Create ideas using: Testimonial
How do I make testimonials feel real instead of scripted?
Use actual customer words, complete with imperfections and specifics. Don't polish them into marketing speak. The hesitations, the unexpected phrases, the specific details they remember--that's what makes testimonials credible. If it sounds like your copywriter wrote it, it's not a testimonial, it's an ad pretending to be one.
What makes a testimonial actually convincing?
Specificity and trade-offs. Generic praise means nothing--'best product ever' could describe anything. Specific benefits tied to specific situations, plus honest acknowledgment of limitations, creates credibility. 'This solved X problem, though Y is still an issue' is infinitely more believable than unqualified superlatives.
Example: How it could look
A project management tool doesn't use 'Increased productivity by 50%' testimonials. They use: 'Finally stopped losing client emails in threads. Still can't get my team to use the tagging system but at least nothing falls through cracks anymore.' Specific, honest, believable. That's a real person, not a script.
Or like this:
Why is Testimonial a great technique?
Testimonials provide social proof and reduce risk by showing real people achieved real results with your product.

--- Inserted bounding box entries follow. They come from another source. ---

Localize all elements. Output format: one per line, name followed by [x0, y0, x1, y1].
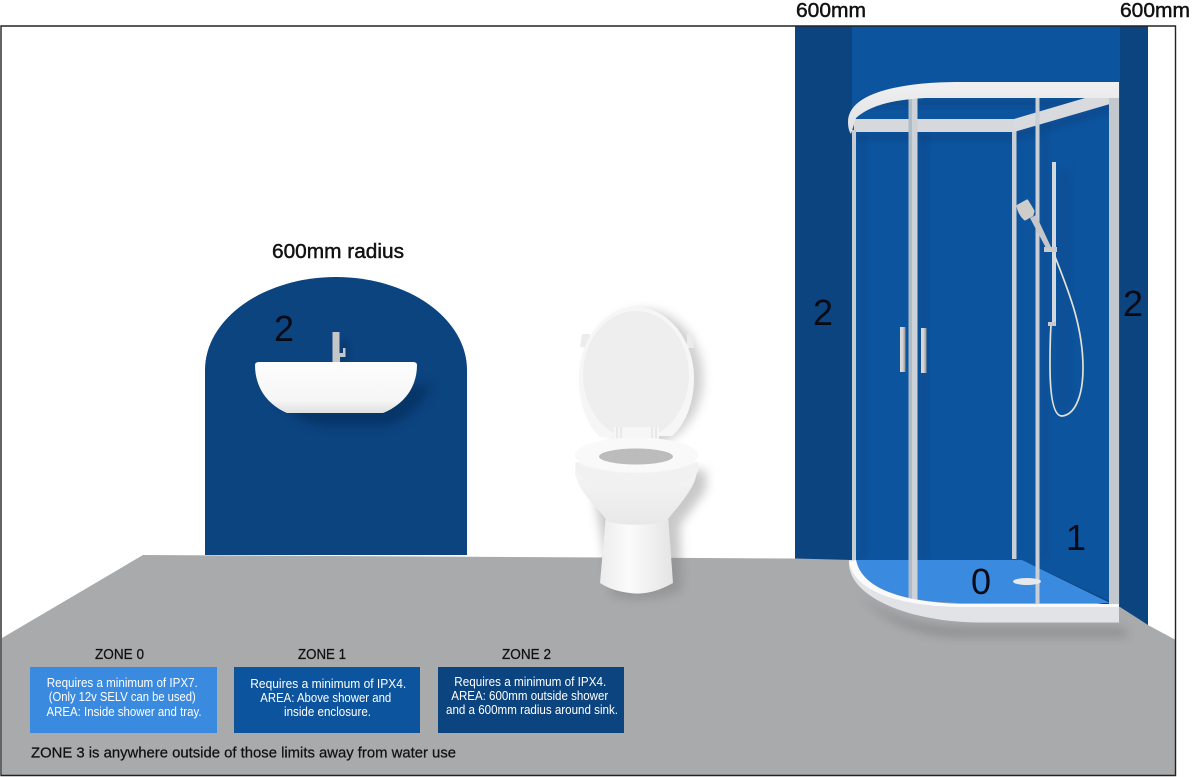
drain — [1013, 578, 1041, 585]
legend card: zone 0: AREA: Inside shower and tray. — [46, 705, 202, 719]
sliding door posts — [908, 98, 912, 601]
back wall corner post — [1012, 130, 1016, 559]
shower zone 2 wall band: left and right — [795, 26, 1148, 626]
zone label: sink 2: 2 — [274, 308, 294, 349]
white wedge above right floor edge — [1148, 26, 1176, 640]
legend heading: zone 2: ZONE 2 — [502, 646, 551, 663]
legend card: zone 1: Requires a minimum of IPX4. — [250, 677, 406, 691]
shadows on wall — [860, 132, 866, 560]
diagonal top rail — [1014, 98, 1110, 132]
front left frame post — [852, 130, 856, 562]
bowl — [575, 462, 698, 525]
rail brackets — [1044, 247, 1057, 252]
zone label: right shower 2: 2 — [1123, 283, 1143, 324]
zone label: 0: 0 — [971, 561, 991, 602]
icon: toilet — [575, 307, 706, 599]
legend card: zone 1 — [234, 667, 420, 733]
grey floor — [2, 555, 1176, 775]
legend card: zone 1: inside enclosure. — [284, 705, 371, 719]
dimension label: shower left 600mm: 600mm — [796, 0, 866, 22]
seat — [575, 438, 698, 472]
legend card: zone 2 — [438, 667, 624, 733]
legend card: zone 0: (Only 12v SELV can be used) — [49, 690, 196, 704]
legend card: zone 2: and a 600mm radius around sink. — [446, 703, 618, 717]
icon: sink with tap — [255, 332, 432, 426]
shower handset — [1030, 215, 1051, 248]
dimension label: shower right 600mm: 600mm — [1120, 0, 1190, 22]
dimension label: sink radius: 600mm radius — [272, 241, 404, 263]
hinges behind lid — [580, 334, 590, 348]
curved top rail — [848, 82, 1119, 134]
zone label: 1: 1 — [1066, 517, 1086, 558]
legend card: zone 0 — [30, 667, 217, 733]
lid — [579, 307, 694, 437]
legend card: zone 2: AREA: 600mm outside shower — [451, 689, 608, 703]
seat hinges — [614, 427, 659, 439]
rim band — [576, 462, 698, 490]
right door post — [1036, 98, 1040, 605]
legend card: zone 1: AREA: Above shower and — [260, 691, 391, 705]
legend heading: zone 1: ZONE 1 — [298, 646, 346, 663]
legend card: zone 2: Requires a minimum of IPX4. — [454, 675, 606, 689]
zone label: left shower 2: 2 — [813, 292, 833, 333]
seat opening — [599, 448, 673, 464]
wall side post — [1109, 97, 1119, 607]
legend heading: zone 0: ZONE 0 — [95, 646, 144, 663]
zone 3 note: ZONE 3 is anywhere outside of those limits away from water use — [31, 744, 456, 762]
curved tray rim — [849, 560, 1119, 622]
icon: quadrant shower enclosure — [848, 82, 1130, 636]
shower hose — [1050, 254, 1083, 416]
tray floor, zone 0 — [856, 560, 1110, 603]
door handles — [900, 327, 906, 372]
pedestal — [600, 515, 673, 594]
zone 2 arch around sink — [205, 277, 467, 555]
shower zone 1 wall panel — [852, 26, 1120, 606]
bowl shadow — [590, 470, 706, 599]
basin — [255, 362, 417, 413]
shower riser rail — [1052, 162, 1056, 323]
legend card: zone 0: Requires a minimum of IPX7. — [47, 676, 198, 690]
lid shadow — [587, 310, 703, 446]
tap — [332, 332, 346, 362]
tray shadow on floor — [860, 592, 1130, 636]
lower top rail — [854, 119, 1014, 132]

Builds trust through peer validation
Provides specific use-case examples
Addresses objections through lived experience
Creates identification with similar customers
People trust other customers more than they trust you. When testimonials are authentic--rough edges included--they become your most powerful marketing tool. Just don't ruin them by making them sound like ads.
! When not to use the Testimonial Technique
When you're using fake or heavily edited testimonials. Manufactured social proof is fraud, and people can tell.